Stop dirt and grime from building up with these mopping best practices:

Rinse Mops After Each Use

  • After mopping, thoroughly rinse mop heads.
  • Use clean water to help suspend dirt and wring out.
  • Removes residue before it dries and sets in fibers.

Frequently Replace Mop Water

  • Start mopping with clean water and detergent.
  • After a few rooms, water is dirty – dump it out.
  • Refill mop bucket with fresh solution.
  • Prevents redepositing grime.

Use Correct Type of Mop for Flooring

  • String mops for tile, vinyl, concrete
  • Microfiber mops for hardwood
  • Disposable cloths for laminate

Let Floors Fully Dry Before Mopping Again

  • Give floor time to dry after cleaning before remopping.
  • Wet mopping wet floors leads to dirt pickup.

Use Entryway Mats and Rugs

  • Place mats inside and outside exterior doors.
  • Boot trays catch dirt from shoes.
  • Trap dirt before it reaches floors.

Developing good mopping habits make cleaning mop heads much easier!

Frequently Asked Questions

What is the best way to get blood out of a mop?

To remove blood from a mop head, soak it in cold water first. Then make a paste with meat tenderizer and cold water. Scrub it into the blood stain and let sit 1 hour. Rinse and wash mop as normal in hot water with an enzyme cleaner or hydrogen peroxide. For dried stains, try an ammonia-based cleaner.

Can I put mop heads in the dryer?

It is best to air dry mop heads instead of using a clothes dryer. The heat and tumbling action can damage mop fibers, cause shrinkage, and lead to musty smells. Gently squeeze out excess moisture and hang or lay flat until fully dry before reuse.

How do hotels wash mops?

Hotels utilize industrial washing machines and dryers for cleaning mops on a large scale. They use very hot water, strong alkaline detergents, and disinfectants to thoroughly clean and sanitize high volumes of mop heads. Strict protocols prevent cross-contamination in shared laundry facilities.

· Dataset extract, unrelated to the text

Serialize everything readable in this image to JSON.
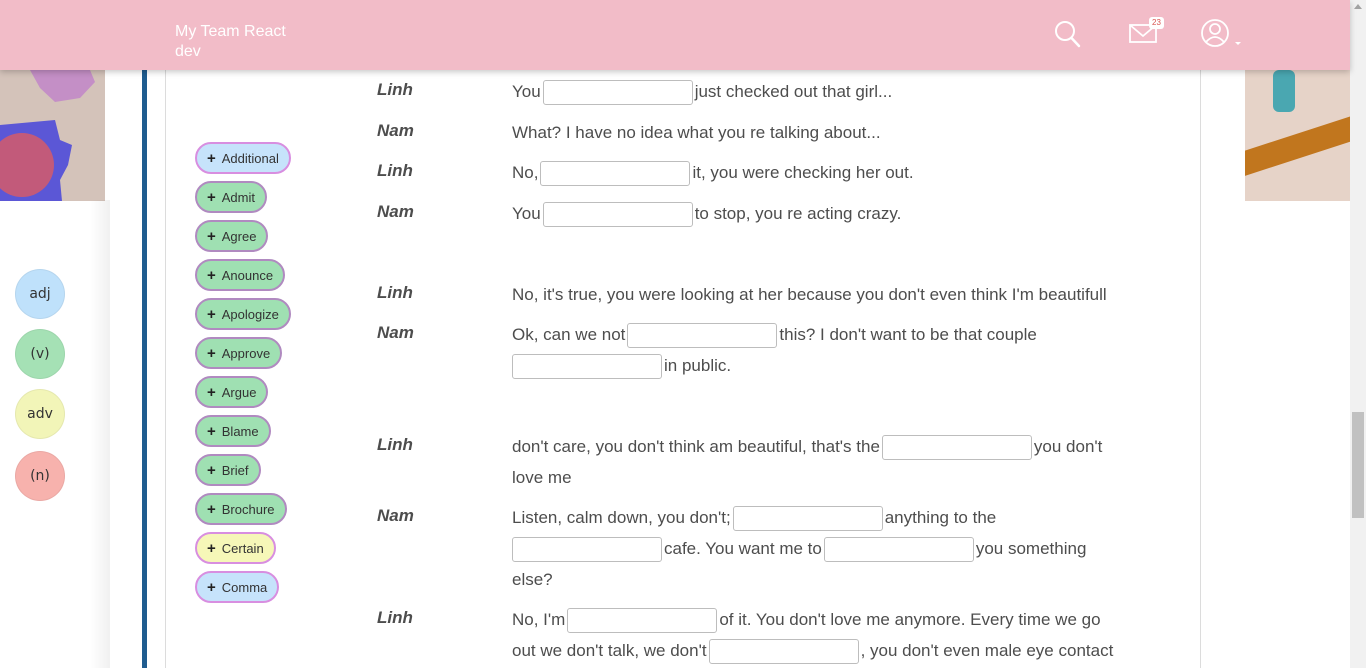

What removes set-in grease stains from mops?

To remove grease and oil stains from mop heads, first try soaking in hot water with dish soap, then scrubbing with baking soda or laundry detergent before washing. For severe stains, apply a degreasing agent like Goo Gone before washing. Avoid harsh solvents that could damage fibers. Replace badly stained mop heads if stains persist through multiple washings.

How do you clean a Swiffer WetJet mop pad?

The reusable Swiffer WetJet mop pads can be machine washed to refresh. Remove pad from plastic housing, then wash on gentle cycle in cold water with mild detergent. Tumble dry low. Avoid fabric softener and bleach. Pads may only withstand 15-20 washings before needing replacement.

I hope this guide gives you the knowledge to keep your mop heads sparkling clean! Let me know if you have any other mop or floor care questions.